In PHP, the php_date_set_tzdb function is defined with the PHPAPI prefix, which explicitly should mark the symbol as a global symbol, so that shared libraries can find it:

PHPAPI void php_date_set_tzdb(timelib_tzdb *tzdb)

The PHPAPI macro is used, because on Windows it is required to explicitly make symbols available:

#ifdef PHP_WIN32
#       define PHPAPI __declspec(dllexport)

On Linux (with GCC) symbols are made available unless marked differently (through for example the static keyword).

When looking into this, we discovered that his PHP binary had no exported symbols at all.

After doing a bit more research, I found that more recent GCC versions support a specific compiler flag that changes the default behaviour of symbol visibility: -fvisibility=hidden. In recent versions of PHP, we enable this flag if it is supported by the installed GCC version through a check in the configure system:

dnl Mark symbols hidden by default if the compiler (for example, gcc >= 4)
dnl supports it. This can help reduce the binary size and startup time.
AX_CHECK_COMPILE_FLAG([-fvisibility=hidden],
                      [CFLAGS="$CFLAGS -fvisibility=hidden"])

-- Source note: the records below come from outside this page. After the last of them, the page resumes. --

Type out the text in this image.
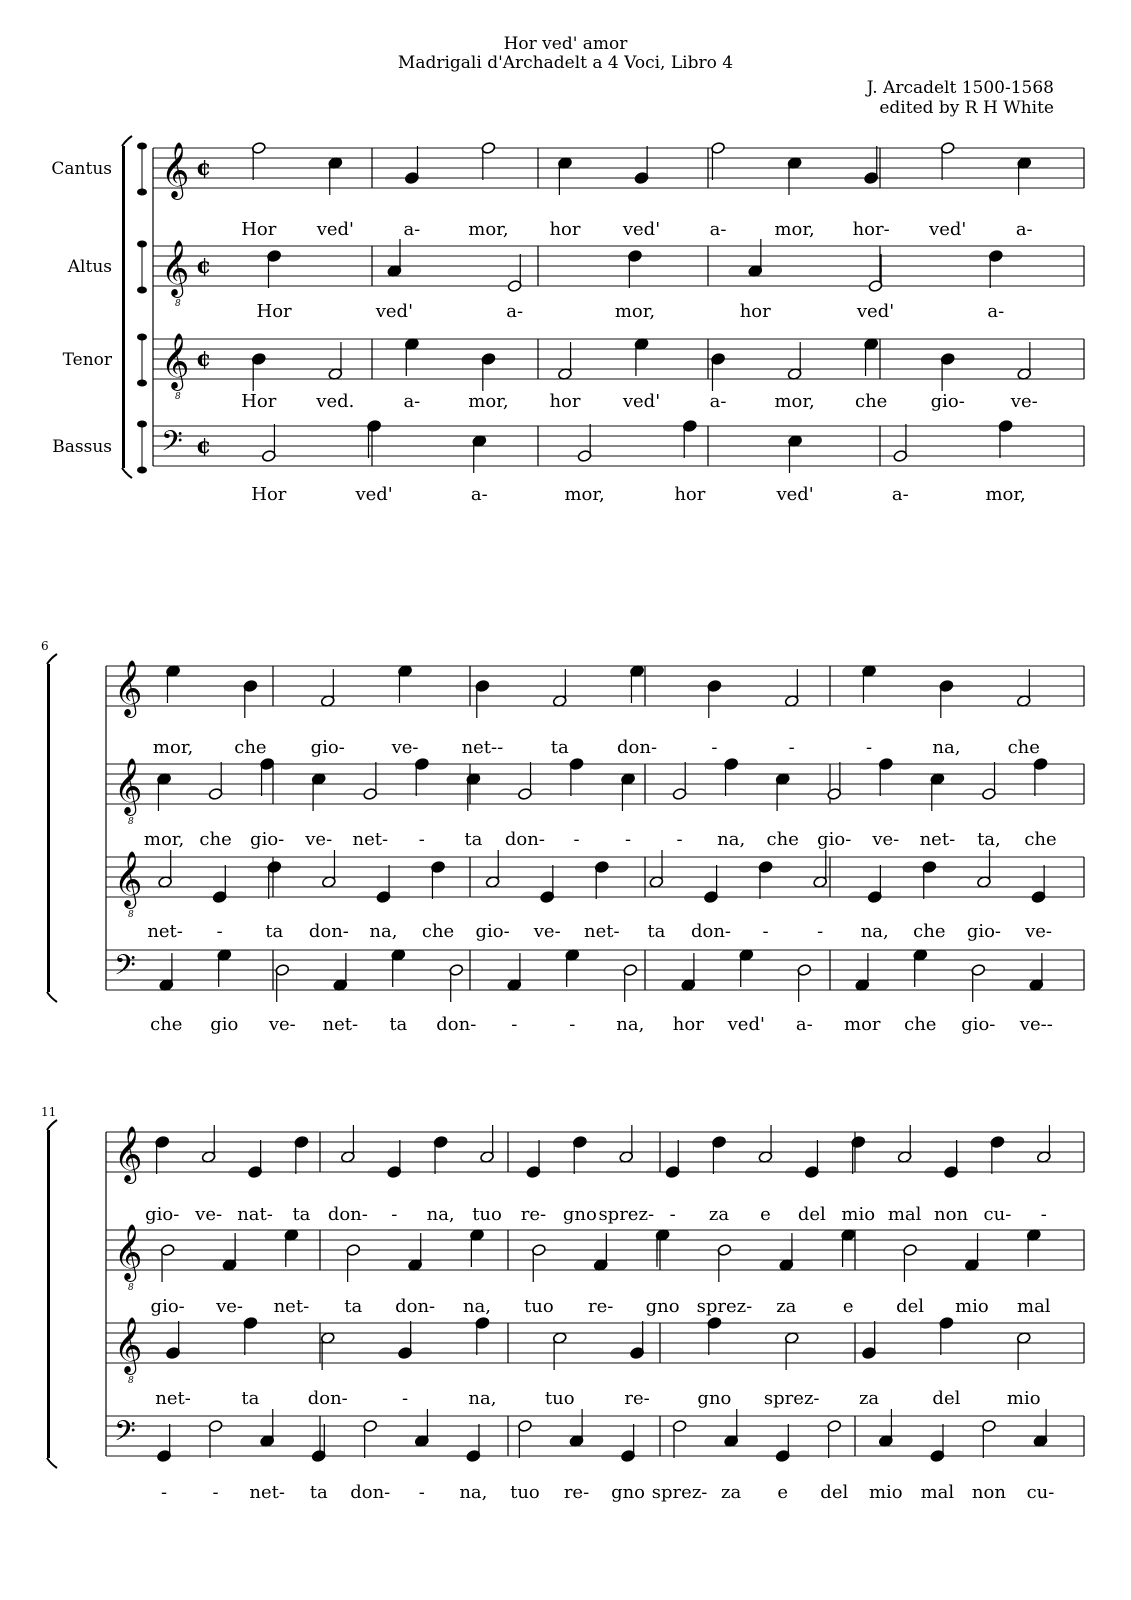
Hor ved' amor
Madrigali d'Archadelt a 4 Voci, Libro 4
J. Arcadelt 1500-1568
edited by R H White
Cantus
Altus
Tenor
Bassus
𝄞 ¢
𝄞
8
¢
𝄞
8
¢
𝄢 ¢
Hor ved'	a-	mor, hor ved'	a-	mor, hor- ved'	a-
Hor	ved'	a-	mor,	hor	ved'	a-
Hor ved.	a-	mor, hor ved'	a-	mor, che gio-	ve-
Hor	ved'	a-	mor,	hor	ved'	a-	mor,
6
𝄞
𝄞
8
𝄞
8
𝄢
mor, che gio-	ve- net--	ta	don-	-	-	-	na,	che
mor, che gio- ve- net- - ta don- -	-	- na, che gio- ve- net- ta, che
net- - ta don- na, che gio- ve- net- ta don- -	- na, che gio- ve-
che gio ve- net- ta don- -	- na, hor ved' a- mor che gio- ve--
11
𝄞
𝄞
8
𝄞
8
𝄢
gio- ve- nat- ta don- - na, tuo re- gno sprez- - za e del mio mal non cu- -
gio- ve- net- ta don- na, tuo re- gno sprez- za	e del mio mal
net-	ta	don-	-	na,	tuo	re-	gno sprez- za	del	mio
-	- net- ta don- - na, tuo re- gno sprez- za e del mio mal non cu-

As this makes all symbols hidden by default, the same commit also made sure that when the PHPAPI moniker is used, we set the visibility of these specific symbols back to visible:

#   if defined(__GNUC__) && __GNUC__ >= 4
#       define PHPAPI __attribute__ ((visibility("default")))
#   else
#       define PHPAPI
#   endif

When the original reporter saw this, he mentioned that was using an older GCC version: 3.4, and that he could see the -fvisibility=hidden flag when running make, just like here:

… cc -Iext/date/lib … -fvisibility=hidden … -c ext/date/php_date.c -o ext/date/php_date.lo

Because his GCC supported the -fvisibility=hidden flag, the check in the configure script enabled this feature, but because his GCC version was older than version 4, the counter-acting ((visbility("default"))) attribute was not set for symbols that are explicitly marked with the PHPAPI specifier. Which means that no symbols were be made available for shared PHP extensions to use.

The user created a bug report for this issue, but as GCC 3.4 is a really old version, it seems unlikely that this issue will get fixed, unless somebody contributes a patch. In the end, it was quite a fun detective story and to get to the bottom of this!